Zur Bewertung wird eine Sechserskala von 1 (unkritisch) bis 6 (höchst kritisch) herangezogen. In diesem Beispiel wurden über die Business-Impact-Analyse der «Versorgungsengpass» als kritisches Szenario und der «Verkauf Strom (Grundversorgung)» als kritischer Prozess bewertet. In der Phase Steuerung fokussiert man auf reaktive Massnahmen, welche den Schaden reduzieren. Man analysiert dabei hauptsächlich die kritischen Szenarien und Prozesse und schenkt jedem Aspekt der vorgängigen Bewertung (Notbetrieb, Vollbetrieb, Reputation, Finanzen, Gesetze) spezielle Beachtung, um möglichst vollständige sowie effiziente Massnahmen zu definieren. In der Praxis sind oft Redundanzen und Möglichkeiten eines Notbetriebs wichtig. Bei der Überwachung werden dieselben Instrumente eingeführt wie im unternehmensweiten Risikomanagement (Excel-Tool, Prozess, Politik), jedoch angepasst auf das Business Continuity Management.
Handlungsbedarf ist vorhanden
Schweizer EVUs stehen heute grossen Herausforderungen gegenüber: Zum einen sind Veränderungen gefragt, um am freien Markt zu bestehen und die Energiestrategie 2050 zu erfüllen. Zum anderen ist die Konjunkturaussicht eingetrübt. Vermehrte Debitorenausfälle oder gar ein Blackout sind ernstzunehmende Themen für die Zukunft. Das unternehmensweite Risikomanagement stellt die Basis für eine ganzheitliche Risikosteuerung dar. Die zentralen Risiken und Gefahren der nächsten Jahre werden auf strategischer Ebene erfasst und gesteuert. Um sich insbesondere auf verstärkt aufkommende externe Gefahren frühzeitig vorzubereiten, ist ein gut strukturiertes Business Continuity Management erforderlich. In diesem System wird auf Prozessebene die Widerstandsfähigkeit der Organisation gestärkt.

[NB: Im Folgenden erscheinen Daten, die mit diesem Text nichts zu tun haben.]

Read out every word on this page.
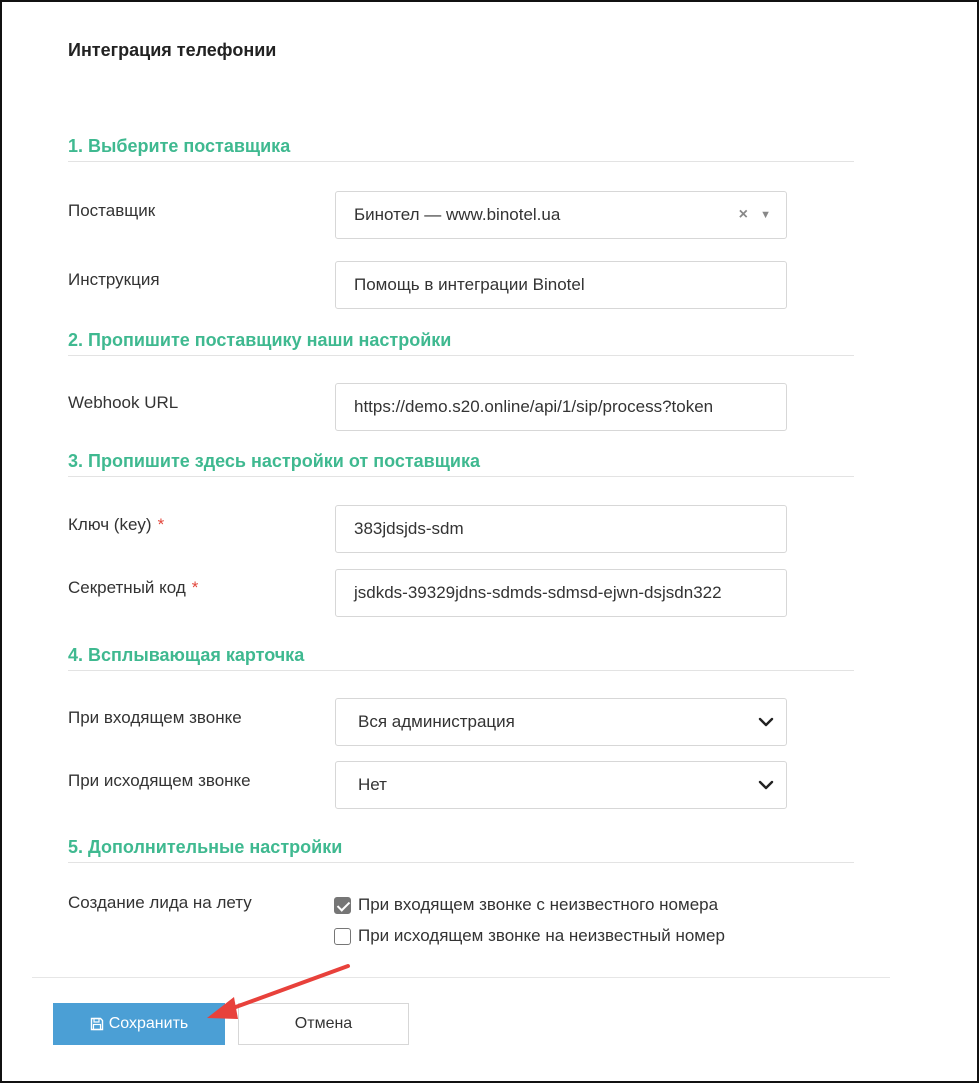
Интеграция телефонии
1. Выберите поставщика
Поставщик	Бинотел — www.binotel.ua	× ▼
Инструкция	Помощь в интеграции Binotel
2. Пропишите поставщику наши настройки
Webhook URL	https://demo.s20.online/api/1/sip/process?token
3. Пропишите здесь настройки от поставщика
Ключ (key) *	383jdsjds-sdm
Секретный код *	jsdkds-39329jdns-sdmds-sdmsd-ejwn-dsjsdn322
4. Всплывающая карточка
При входящем звонке	Вся администрация
При исходящем звонке	Нет
5. Дополнительные настройки
Создание лида на лету	При входящем звонке с неизвестного номера
При исходящем звонке на неизвестный номер
Сохранить	Отмена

In der aktuellen Krise sind viele Schweizer EVUs bis jetzt gut davongekommen. Es wurden jedoch auch Mängel festgestellt. Unternehmen sollten nun die Dynamik nutzen, um basierend auf den gewonnenen Erfahrungen ihr Risikomanagement und Business Continuity Management zu professionalisieren. Mit überschaubarem Aufwand kann das Unternehmen damit besser auf zukünftige Bedrohungen reagieren und den erfolgreichen Weiterbestand sichern.